Torrence pousse un profond soupir.

— Mon raisonnement ne vous plaît pas?

— Il est astucieux... murmure Torrence. Mais je ne vois toujours pas comment un vison de quarante mille, voire de cent mille francs, peut provoquer de telles allées et venues, et...

-- Nous allons déjeuner, voulez-vous? Je me suis déjà renseigné sur les spécialités d'ici...

— Ni moules, ni frites surtout!

-- Il y a un petit restaurant près du port où on ne sert que du poisson et où, paraît-il...

Au moment de payer les consommations, Torrence a un regard inquiet pour son collaborateur, car il constate avec stupeur qu'Emile vient bel et bien de vider cinq verres de genièvre.

V

Où la douane sert à quelque chose et où l'homme à la

tache lie-de-vin, s'il était présent, ferait drôle de figure

— Mais si, patron, elle viendra... La police a été assez discrète pour ne pas l'effaroucher, même si elle est sur ses gardes... Et comment serait-elle sur ses gardes?... Elle est persuadée que personne, sauf certain bonhomme qui se trouve à Paris, n'est au courant de son secret...

— Quel secret?

— Vous le saurez tout à l'heure... Ça ne vous donne pas envie de voyager, vous, cet embarquement?

Ils sont tous les deux à la gare maritime de Rotterdam. Un train spécial a amené un certain nombre de voyageurs et les grues ne cessent de hisser, dans d'immenses filets, des tonnes et des tonnes de bagages, voire des automobiles.

C'est le cas de M. Wermster, qui a amené sa voiture, une puissante douze-cylindres, que des matelots sont occupés à arrimer solidement dans la cale. M. Wermster, en passant devant les deux hommes de l'Agence O, a évité de les saluer.

— Pourvu qu'elle ne se soit pas débarrassée du manteau de vison... soupire Torrence.

— Je suis certain qu'elle ne s'en est pas débarrassée... Il lui est trop utile...

— Je ne comprends pas... Sans compter qu'elle devra payer des droits de douane...

— Justement!

Torrence renonce à comprendre.
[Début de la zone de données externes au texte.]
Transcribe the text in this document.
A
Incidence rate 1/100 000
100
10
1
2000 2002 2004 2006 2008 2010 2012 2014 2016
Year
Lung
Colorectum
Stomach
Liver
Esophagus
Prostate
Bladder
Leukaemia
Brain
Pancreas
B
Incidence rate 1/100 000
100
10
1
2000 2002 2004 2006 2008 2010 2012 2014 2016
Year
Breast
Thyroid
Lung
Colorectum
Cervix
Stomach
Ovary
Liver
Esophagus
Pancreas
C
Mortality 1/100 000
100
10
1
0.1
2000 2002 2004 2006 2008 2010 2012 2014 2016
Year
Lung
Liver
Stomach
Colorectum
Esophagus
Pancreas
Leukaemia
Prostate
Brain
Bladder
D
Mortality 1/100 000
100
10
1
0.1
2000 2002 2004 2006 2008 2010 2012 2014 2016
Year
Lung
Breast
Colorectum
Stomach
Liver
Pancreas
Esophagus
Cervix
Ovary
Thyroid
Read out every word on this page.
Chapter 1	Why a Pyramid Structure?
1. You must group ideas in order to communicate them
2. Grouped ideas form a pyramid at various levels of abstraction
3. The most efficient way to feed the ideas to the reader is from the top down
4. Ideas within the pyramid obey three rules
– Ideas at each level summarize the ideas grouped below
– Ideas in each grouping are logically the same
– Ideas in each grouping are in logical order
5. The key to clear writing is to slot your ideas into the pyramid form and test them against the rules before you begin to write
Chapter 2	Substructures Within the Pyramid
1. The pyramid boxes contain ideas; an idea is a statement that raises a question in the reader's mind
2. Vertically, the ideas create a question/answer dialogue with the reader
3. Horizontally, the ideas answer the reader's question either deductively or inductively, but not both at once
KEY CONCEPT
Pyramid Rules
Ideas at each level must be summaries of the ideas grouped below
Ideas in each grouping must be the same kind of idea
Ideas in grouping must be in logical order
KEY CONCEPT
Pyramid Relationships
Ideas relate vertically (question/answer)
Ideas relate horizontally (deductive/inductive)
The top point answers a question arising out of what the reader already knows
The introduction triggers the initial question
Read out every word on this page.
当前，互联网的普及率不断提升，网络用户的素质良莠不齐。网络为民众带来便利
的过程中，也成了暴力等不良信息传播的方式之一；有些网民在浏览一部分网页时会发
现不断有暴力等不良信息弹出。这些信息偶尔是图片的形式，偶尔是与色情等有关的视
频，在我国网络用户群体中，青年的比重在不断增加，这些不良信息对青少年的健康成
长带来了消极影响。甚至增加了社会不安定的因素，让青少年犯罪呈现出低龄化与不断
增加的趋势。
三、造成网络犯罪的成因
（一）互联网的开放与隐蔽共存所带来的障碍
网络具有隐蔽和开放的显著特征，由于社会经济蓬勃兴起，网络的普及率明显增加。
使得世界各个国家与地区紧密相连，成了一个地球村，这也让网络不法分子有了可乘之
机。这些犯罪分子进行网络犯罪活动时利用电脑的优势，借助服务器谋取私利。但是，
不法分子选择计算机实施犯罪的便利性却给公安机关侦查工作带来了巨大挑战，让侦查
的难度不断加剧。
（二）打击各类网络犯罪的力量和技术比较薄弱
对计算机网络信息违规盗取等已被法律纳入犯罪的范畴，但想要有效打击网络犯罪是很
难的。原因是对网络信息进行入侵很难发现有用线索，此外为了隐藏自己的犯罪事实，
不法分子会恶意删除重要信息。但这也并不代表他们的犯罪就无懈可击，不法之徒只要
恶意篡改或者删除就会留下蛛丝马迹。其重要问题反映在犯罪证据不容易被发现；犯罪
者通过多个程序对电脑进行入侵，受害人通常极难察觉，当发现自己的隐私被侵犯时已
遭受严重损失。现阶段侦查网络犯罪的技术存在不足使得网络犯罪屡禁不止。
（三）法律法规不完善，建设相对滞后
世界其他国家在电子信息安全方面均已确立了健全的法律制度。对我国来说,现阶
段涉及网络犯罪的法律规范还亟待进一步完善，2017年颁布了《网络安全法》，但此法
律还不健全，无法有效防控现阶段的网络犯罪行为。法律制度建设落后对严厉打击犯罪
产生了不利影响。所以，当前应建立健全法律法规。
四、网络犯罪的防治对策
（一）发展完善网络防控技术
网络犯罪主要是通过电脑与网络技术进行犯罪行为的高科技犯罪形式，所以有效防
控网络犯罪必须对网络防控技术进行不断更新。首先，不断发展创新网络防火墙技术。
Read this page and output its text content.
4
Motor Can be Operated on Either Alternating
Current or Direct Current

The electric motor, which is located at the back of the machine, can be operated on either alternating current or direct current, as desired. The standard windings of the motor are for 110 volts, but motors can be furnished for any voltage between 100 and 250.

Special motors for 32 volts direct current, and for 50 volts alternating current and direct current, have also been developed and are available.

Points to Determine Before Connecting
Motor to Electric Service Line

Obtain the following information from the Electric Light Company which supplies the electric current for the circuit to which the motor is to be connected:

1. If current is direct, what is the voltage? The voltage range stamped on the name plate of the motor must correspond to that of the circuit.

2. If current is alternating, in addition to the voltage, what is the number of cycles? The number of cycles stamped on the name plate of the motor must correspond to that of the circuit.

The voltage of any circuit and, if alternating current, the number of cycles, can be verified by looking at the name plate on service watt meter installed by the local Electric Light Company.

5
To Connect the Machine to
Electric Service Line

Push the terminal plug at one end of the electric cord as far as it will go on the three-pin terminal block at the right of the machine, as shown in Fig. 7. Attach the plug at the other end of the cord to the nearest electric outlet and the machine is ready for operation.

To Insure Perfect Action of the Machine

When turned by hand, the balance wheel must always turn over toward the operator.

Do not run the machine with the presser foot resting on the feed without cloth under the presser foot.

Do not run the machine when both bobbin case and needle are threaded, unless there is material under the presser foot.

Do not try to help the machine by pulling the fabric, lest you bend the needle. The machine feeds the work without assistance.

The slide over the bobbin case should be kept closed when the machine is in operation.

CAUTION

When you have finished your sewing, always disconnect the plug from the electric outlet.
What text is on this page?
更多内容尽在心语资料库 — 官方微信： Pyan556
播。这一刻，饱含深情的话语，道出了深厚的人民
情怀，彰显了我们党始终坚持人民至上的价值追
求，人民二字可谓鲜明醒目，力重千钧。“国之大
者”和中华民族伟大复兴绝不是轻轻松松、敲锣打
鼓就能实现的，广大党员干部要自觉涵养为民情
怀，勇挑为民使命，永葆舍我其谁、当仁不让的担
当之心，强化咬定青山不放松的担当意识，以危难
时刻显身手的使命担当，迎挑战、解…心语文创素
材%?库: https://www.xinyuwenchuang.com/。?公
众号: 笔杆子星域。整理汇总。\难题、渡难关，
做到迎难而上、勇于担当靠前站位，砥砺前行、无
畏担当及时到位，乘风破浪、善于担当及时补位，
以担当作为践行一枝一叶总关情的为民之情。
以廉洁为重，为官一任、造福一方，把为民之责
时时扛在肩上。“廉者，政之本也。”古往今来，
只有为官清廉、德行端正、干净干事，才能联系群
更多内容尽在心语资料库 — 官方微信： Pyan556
Emile, lui, est comme un petit poisson dans l'eau, mais, ce jour-là, il s'est révélé tellement amateur de genièvre que son patron n'est pas sans inquiétude sur son on équilibre.

Le chef de la police d'Amsterdam a envoyé un de ses meilleurs collaborateurs qui, en civil, se tient, comme un simple employé, à côté de l'homme chargé de contrôler les passeports.

Cela se passe à bord. Elie Wermster s'y trouve déjà. Il a choisi une des meilleures cabines sur le pont supérieur, et maintenant il rôde aux environs de la passerelle en fumant un gros cigare.

En principe, il est sauvé. Ses papiers ont été épluchés en vain. Ses bagages ont été examinés minutieusement, plus minutieusement qu'il n'est de règle.

Dix heures... Dix heures et demie...

Les deux hommes de l'Agence O sont à terre. Ils rôdent dans le hangar de la douane et sur les quais. Un taxi s'arrête enfin.

Une jeune femme beaucoup trop brune, d'autant plus que son teint est celui d'un Rubens, en descend, affairée, avec une seule malle, achetée tout récemment. Elle porte un manteau de vison.

Coup d'œil aux douaniers, qui ont reçu des instructions. Tout près d'eux, Torrence fume sa pipe! Emile suce sa cigarette sans feu, l'air aussi innocent que possible.

— Rien à déclarer?

Elle ouvre la malle. C'est une malle qu'elle a achetée le jour même et elle n'a pas encore l'habitude de la serrure. Emile s'approche pour l'aider.

Rien que du neuf, là-dedans, du linge fin, des vêtements achetés dans les grands magasins de confection. Pas une seule pièce qui ait déjà été portée.

On sent que Liske, après avoir passé des heures chez le coiffeur, qui l'a transformée en brune, a couru les magasins pour se constituer un trousseau. Elle n'a pas regardé au prix. Le linge est en crêpe de Chine. Il y a douze paires de chaussures de grand luxe, toutes plus voyantes les unes que les autres.

— Vous avez la facture de ce vison?

— Pourquoi? Il faut une facture?

— A moins que vous vouliez payer les droits sur le prix fort...

— Combien?

Le douanier se livre à un rapide calcul, lance un chiffre, et elle paraît soulagée, elle ouvre son sac, qui est plein de billets de dix et de cent florins.

— Je me demande, intervient alors Emile, si vous avez bien examiné ce manteau...

Jusque-là, Liske a essayé d'imiter l'accent espagnol. A ce moment, elle se tourne vers Emile, aussi vivement que si un serpent l'avait piquée, et elle lance, avec l'accent belge retrouvé:

— Qu'est-ce que c'est que celui-là?

Au clin d'œil d'Émile, le douanier s'est mis en devoir de tâter la fourrure.